Lead encephalopathy is currently uncommon, and usually requires blood lead levels exceeding 150 µg/dL in adults; children are at much greater risk for developing lead encephalopathy at lower lead levels (>70-90 µg/dL)(3). Clinically, lead encephalopathy can present in acute or chronic forms. In acute lead encephalopathy the patient presents with headache, vomiting, ataxia, convulsions, paralysis, stupor and coma(4).

In this issue of Indian Pediatrics, Patel and colleagues(5) have presented a case control study of young children between the ages of 4 and 10 years, where they determine and compare the prevalence of elevated blood lead level (EBLL) among children with encephalopathy from those with no encephalopathy. Researches found significantly elevated EBLL in patient with encephalopathy compared to non encephalopathic group. Their analysis found a strong correlation between EBLL with predictors such as physical wasting, anemia, use of surma, recent house paint removal and repainting.

This is an interesting intuition of evaluating lead level among children who were admitted to the hospital with encephalopathy. It would be arduous to constitute an association between EBLL and non lead encephalopathy. One argument is that if EBLL is linked to increased risk of infection. There are only 16 cases of infectious encephalopathy in the study, which included bacterial, mycobacterium and viral etiology. These 3 subclasses of infections have different pathogenesis, it would be laborous to detemine how EBLL affect the body’s defense mechanism to promote infection. And what is the threshold of EBLL to promote infection. Also there were 26 cases of non-infectious encephalopathy, the same infection promoting hypothesis may not apply there?

The paper points out an important epidemio-logical issue that underlying health conditions such as anemia, malnutrition can enhance the absorption and can increase the deleterious effect of lead poisoning. The same coexisting conditions may have contributed in their susceptibility to encephalopathy?

I am still intrigued with the fact that the group with encephalopathy had high EBLL. This study points out some of the predictors of EBLL which were more common in encephalopathic group like use of surma, still it does not explain the 8 cases who have CDC class III lead poisoning. This obscurity may be uncovered by analyzing the baseline characteristics of the study population.

Children in encephalopathic group are lot younger than those with no encephalopathy. Non occupational lead poisoning is more common in young children. Young children get exposed to environmental hazards more often which is due to their mental immaturity, or natural curiosity of exploration.
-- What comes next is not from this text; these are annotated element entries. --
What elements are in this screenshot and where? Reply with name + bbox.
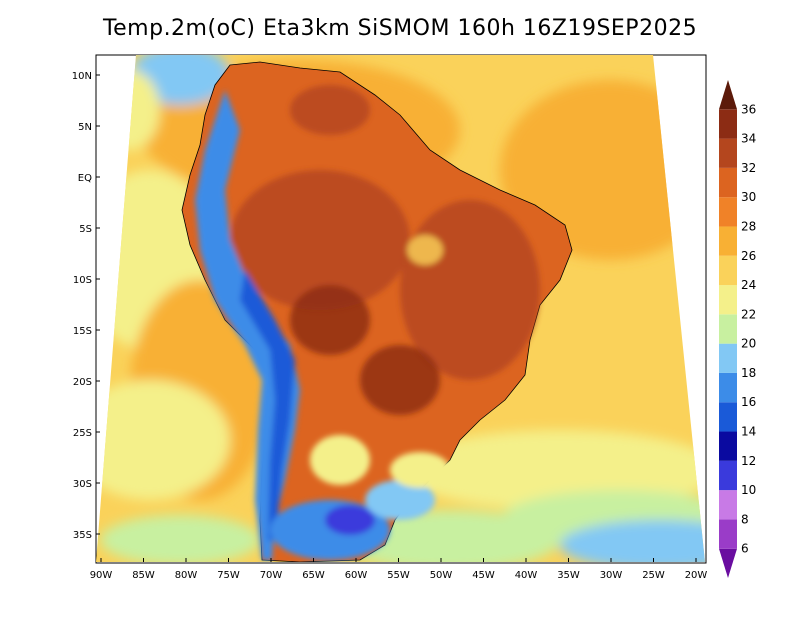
colorbar-segment (719, 431, 737, 461)
colorbar-segment (719, 226, 737, 256)
map-title: Temp.2m(oC) Eta3km SiSMOM 160h 16Z19SEP2… (102, 16, 698, 41)
lon-label: 50W (430, 570, 453, 581)
colorbar-segment (719, 343, 737, 373)
lon-label: 60W (345, 570, 368, 581)
longitude-axis: 90W 85W 80W 75W 70W 65W 60W 55W 50W 45W 40W 35W 30W 2… (90, 558, 708, 581)
lon-label: 35W (557, 570, 580, 581)
colorbar-segment (719, 372, 737, 403)
colorbar-label: 24 (741, 278, 756, 292)
colorbar-segment (719, 109, 737, 139)
colorbar-label: 20 (741, 337, 756, 351)
lon-label: 90W (90, 570, 113, 581)
temperature-field (96, 55, 705, 562)
colorbar-segment (719, 80, 737, 110)
colorbar-label: 22 (741, 307, 756, 321)
colorbar: 6 8 10 12 14 16 18 20 22 24 26 28 30 32 34 36 (719, 80, 756, 578)
lat-label: 35S (73, 530, 92, 541)
colorbar-segment (719, 314, 737, 344)
colorbar-segment (719, 138, 737, 168)
colorbar-segment (719, 285, 737, 315)
lat-label: 15S (73, 326, 92, 337)
colorbar-segment (719, 197, 737, 227)
colorbar-segment (719, 255, 737, 286)
colorbar-label: 26 (741, 249, 756, 263)
lat-label: 10S (73, 275, 92, 286)
lon-label: 40W (515, 570, 538, 581)
colorbar-segment (719, 548, 737, 578)
colorbar-label: 12 (741, 454, 756, 468)
lat-label: 25S (73, 428, 92, 439)
colorbar-label: 16 (741, 395, 756, 409)
colorbar-label: 14 (741, 425, 756, 439)
lat-label: 10N (72, 71, 92, 82)
lat-label: 20S (73, 377, 92, 388)
colorbar-label: 10 (741, 483, 756, 497)
lat-label: 5N (78, 122, 92, 133)
colorbar-label: 6 (741, 542, 749, 556)
colorbar-segment (719, 402, 737, 432)
lon-label: 65W (302, 570, 325, 581)
lat-label: 30S (73, 479, 92, 490)
colorbar-label: 8 (741, 512, 749, 526)
lon-label: 70W (260, 570, 283, 581)
lon-label: 20W (685, 570, 708, 581)
lat-label: 5S (79, 224, 92, 235)
lon-label: 45W (472, 570, 495, 581)
latitude-axis: 10N 5N EQ 5S 10S 15S 20S 25S 30S 35S (72, 71, 100, 541)
lon-label: 75W (217, 570, 240, 581)
lon-label: 30W (600, 570, 623, 581)
colorbar-label: 32 (741, 161, 756, 175)
colorbar-segment (719, 167, 737, 198)
colorbar-label: 28 (741, 219, 756, 233)
colorbar-segment (719, 460, 737, 491)
colorbar-segment (719, 519, 737, 549)
colorbar-label: 30 (741, 190, 756, 204)
colorbar-label: 36 (741, 102, 756, 116)
lon-label: 85W (132, 570, 155, 581)
lon-label: 25W (642, 570, 665, 581)
lon-label: 55W (387, 570, 410, 581)
colorbar-label: 18 (741, 366, 756, 380)
colorbar-segment (719, 490, 737, 520)
lon-label: 80W (175, 570, 198, 581)
colorbar-label: 34 (741, 132, 756, 146)
lat-label: EQ (78, 173, 92, 184)
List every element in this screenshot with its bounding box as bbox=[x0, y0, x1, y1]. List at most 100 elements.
Their personal hygiene skills are not that sophisticated. They put their hands in dirt and then into their mouth. They are small and closer to ground, so they inhale more dust than adults.

The study did not find intake of ayurvedic medicines as a predictor of EBLL but it has potential of lead contamination and there were 7 children in encephalopathic group and none in non encephalopathic group who used ayurvedic medicines.
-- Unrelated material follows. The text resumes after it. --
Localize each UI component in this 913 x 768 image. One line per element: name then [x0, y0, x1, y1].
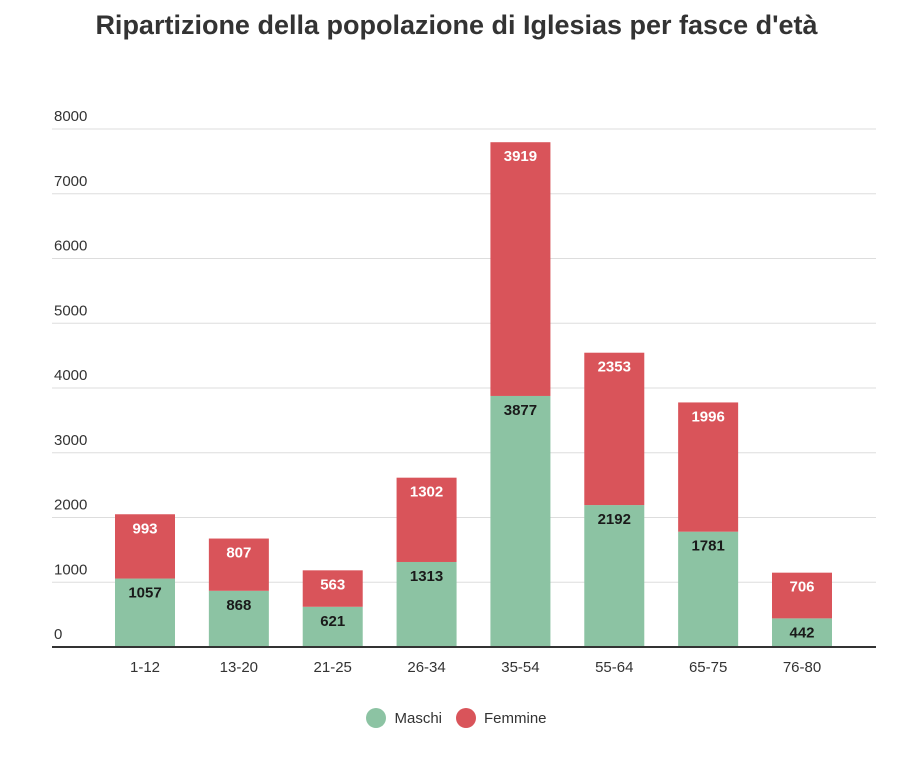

The study provides a preliminary insight of prevalence of lead toxicity in the young population. This study does not disclose any new knowledge about lead toxicity or support any association of EBLL to infection. It sure does bring up the fact that chidren are at high risk to preventable environ-mental health hazards and these hazards can add to their total outcome of the health and illness.

Funding: None.

Competing interests: None stated.

1. Holstege CP. eMedicine - Lead encephalopathy. http://www.emedicine.com/neuro/topic185.htm. Accessed 14 May, 2009.
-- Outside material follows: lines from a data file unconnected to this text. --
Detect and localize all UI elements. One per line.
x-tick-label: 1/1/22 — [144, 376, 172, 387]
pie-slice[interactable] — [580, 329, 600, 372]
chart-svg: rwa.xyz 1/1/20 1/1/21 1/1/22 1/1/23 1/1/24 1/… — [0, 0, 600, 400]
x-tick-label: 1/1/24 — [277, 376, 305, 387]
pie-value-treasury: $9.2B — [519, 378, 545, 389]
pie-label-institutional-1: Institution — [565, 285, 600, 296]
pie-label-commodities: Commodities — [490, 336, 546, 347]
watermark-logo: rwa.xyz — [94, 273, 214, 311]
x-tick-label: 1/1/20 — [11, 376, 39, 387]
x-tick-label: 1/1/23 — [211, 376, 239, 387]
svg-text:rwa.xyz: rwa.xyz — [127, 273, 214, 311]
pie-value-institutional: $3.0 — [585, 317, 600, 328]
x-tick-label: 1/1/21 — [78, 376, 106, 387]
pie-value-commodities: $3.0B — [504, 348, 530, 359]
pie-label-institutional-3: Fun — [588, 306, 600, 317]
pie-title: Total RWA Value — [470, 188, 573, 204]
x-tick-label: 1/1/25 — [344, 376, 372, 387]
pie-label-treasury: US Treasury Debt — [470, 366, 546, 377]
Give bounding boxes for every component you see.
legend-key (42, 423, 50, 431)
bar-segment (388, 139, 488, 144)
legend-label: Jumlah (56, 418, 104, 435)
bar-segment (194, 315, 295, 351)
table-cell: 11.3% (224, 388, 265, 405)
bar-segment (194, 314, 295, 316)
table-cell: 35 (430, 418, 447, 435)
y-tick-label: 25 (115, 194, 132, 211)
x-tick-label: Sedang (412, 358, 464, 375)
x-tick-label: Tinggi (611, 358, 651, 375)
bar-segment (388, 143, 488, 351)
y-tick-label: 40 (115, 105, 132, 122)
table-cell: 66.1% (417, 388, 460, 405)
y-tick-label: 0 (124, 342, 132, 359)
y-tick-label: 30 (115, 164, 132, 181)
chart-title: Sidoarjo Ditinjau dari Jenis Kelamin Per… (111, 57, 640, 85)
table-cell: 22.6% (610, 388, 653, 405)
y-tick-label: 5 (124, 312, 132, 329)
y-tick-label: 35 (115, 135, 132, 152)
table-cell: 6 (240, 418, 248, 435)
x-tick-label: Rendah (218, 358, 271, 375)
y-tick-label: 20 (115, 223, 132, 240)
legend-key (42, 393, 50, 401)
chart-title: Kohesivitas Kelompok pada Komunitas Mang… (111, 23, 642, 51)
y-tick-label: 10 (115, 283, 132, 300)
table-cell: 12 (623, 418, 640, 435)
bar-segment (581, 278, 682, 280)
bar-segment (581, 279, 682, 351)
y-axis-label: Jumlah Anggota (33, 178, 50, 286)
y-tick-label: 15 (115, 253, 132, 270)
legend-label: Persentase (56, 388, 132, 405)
2. How lead changes the brain to impair learning and memory. http://www.jhsph.edu/publichealthnews/press_releases/PR_2000/lead_change.html. Accessed 14 May, 2009.

3. CDC, childhood lead poisoning prevention program. http://www.cdc.gov/nceh/lead/about/program.htm. Accessed May 14,2009

4. Karri SK, Saper RB, Kales SN. Lead encephalopathy due to traditional medicines. Curr Drug Saf 2008; 3: 54-59.